The government under the leadership of President Nana Addo Dankwa Akufo-Addo intends to set up a factory in each of the 216 districts of the country.
But since assuming office in January 2017, not a single factory has been put up, making the government’s dream of realizing 54 factories each year within the four-year mandate impossible.
In August 2017, President Akufo-Addo at the launch of the Ekumfi Fruits and Juices Limited in the Central Region, unequivocally, stated that 21 factories will be ready for take-off by end of 2017.
But that target was ignored with the National Coordinator of the One-District-One-Factory Program, Gifty Ohene Konadu, stating that they prefer to pursue quality instead of quantity.
Interacting with TV 3, Saturday, May 12, 2018, over the US$400million Chinese facility which was announced by the Vice-President to have been secured by the country to kick start 22 factories, Mr. Jinapor said the slow pace at the which government has started executing the One-District-One-Factory agenda makes it very difficult to achieve the target it has set for itself by the close of 2020.
The project, he noted, is one of the major headaches of the President considering the resources involved in making it a reality.
Nevertheless, he urged the government not to bother itself to build more factories some of which will not be economically viable to repay the loan facility it was used to set up.
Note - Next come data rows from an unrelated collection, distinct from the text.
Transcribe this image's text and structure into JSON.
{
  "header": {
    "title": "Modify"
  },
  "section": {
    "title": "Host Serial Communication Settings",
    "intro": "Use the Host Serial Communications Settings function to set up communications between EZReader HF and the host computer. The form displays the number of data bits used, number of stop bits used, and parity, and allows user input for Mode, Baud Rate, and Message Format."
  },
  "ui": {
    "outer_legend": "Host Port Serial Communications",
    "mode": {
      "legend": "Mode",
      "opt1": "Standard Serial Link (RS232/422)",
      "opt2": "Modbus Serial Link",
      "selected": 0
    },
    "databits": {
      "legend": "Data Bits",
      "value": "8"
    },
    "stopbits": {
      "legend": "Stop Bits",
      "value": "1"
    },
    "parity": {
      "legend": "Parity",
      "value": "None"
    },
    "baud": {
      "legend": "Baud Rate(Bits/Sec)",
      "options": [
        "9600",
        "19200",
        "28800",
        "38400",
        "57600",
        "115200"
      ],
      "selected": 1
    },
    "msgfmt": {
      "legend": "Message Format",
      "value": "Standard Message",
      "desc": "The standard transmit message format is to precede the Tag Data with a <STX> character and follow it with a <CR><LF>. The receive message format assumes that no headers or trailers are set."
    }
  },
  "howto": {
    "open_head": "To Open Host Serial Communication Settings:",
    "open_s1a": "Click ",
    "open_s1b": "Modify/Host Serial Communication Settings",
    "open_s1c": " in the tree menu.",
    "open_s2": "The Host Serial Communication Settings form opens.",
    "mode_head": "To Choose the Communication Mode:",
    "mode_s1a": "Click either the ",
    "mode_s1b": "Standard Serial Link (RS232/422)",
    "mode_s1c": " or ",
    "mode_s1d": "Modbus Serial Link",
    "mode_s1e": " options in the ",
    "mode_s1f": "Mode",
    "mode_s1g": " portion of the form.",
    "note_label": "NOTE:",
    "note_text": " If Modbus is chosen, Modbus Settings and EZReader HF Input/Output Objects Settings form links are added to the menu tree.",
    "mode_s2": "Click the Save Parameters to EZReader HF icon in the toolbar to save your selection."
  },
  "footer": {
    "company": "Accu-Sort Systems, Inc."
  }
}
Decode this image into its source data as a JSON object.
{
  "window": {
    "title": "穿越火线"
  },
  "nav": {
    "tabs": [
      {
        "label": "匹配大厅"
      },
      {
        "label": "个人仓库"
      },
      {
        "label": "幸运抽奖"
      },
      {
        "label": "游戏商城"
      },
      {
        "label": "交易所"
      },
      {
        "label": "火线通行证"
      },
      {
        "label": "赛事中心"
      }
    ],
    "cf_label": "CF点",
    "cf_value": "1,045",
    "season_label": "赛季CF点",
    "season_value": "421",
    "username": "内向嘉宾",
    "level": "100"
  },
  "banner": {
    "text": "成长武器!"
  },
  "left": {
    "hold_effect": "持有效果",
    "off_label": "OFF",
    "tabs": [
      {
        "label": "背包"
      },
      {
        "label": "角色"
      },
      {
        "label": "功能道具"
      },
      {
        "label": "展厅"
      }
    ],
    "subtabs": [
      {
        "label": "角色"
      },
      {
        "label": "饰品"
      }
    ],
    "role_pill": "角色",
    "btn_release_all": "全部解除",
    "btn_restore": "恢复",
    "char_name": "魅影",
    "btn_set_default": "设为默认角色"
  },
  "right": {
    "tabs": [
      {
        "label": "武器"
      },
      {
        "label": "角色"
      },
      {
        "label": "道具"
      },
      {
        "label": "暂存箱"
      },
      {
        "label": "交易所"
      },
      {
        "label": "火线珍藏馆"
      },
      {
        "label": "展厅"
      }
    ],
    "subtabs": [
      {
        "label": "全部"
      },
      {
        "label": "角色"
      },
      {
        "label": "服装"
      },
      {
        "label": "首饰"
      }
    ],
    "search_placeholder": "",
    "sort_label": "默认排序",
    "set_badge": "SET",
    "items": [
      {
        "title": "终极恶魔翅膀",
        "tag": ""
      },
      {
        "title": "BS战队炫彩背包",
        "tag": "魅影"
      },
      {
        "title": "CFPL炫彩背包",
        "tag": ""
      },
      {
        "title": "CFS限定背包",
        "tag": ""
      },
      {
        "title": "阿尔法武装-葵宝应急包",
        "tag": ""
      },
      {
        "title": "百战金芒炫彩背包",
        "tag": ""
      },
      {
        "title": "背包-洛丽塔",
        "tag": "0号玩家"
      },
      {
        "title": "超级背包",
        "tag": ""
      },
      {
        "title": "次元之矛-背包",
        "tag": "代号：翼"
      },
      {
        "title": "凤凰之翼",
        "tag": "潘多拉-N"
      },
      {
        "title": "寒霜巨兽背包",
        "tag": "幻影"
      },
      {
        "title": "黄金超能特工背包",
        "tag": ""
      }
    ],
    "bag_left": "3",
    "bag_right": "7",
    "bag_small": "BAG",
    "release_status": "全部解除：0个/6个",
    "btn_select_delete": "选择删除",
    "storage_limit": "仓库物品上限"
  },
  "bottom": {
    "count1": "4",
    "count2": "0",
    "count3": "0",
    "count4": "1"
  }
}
“You don’t need 200 factories at all cost. We cannot put up a factory that cannot work. Komenda Sugar Factory should be an example to guide them [Government]. Where are the raw materials? How competitive are these factories going to be? What are they going to produce and how much does it cost to import oil from China? What is the cost-benefit analysis of this agenda? So, it is not just that.
Where are the businesses that we started under the Presidential Special Initiative under President Kufuor? So, we got to do it well. If Ghana has even five factories that are very viable that will take us away from the importation of oil, rice sugar among others, I think it is something that is worth pursuing”, he stressed.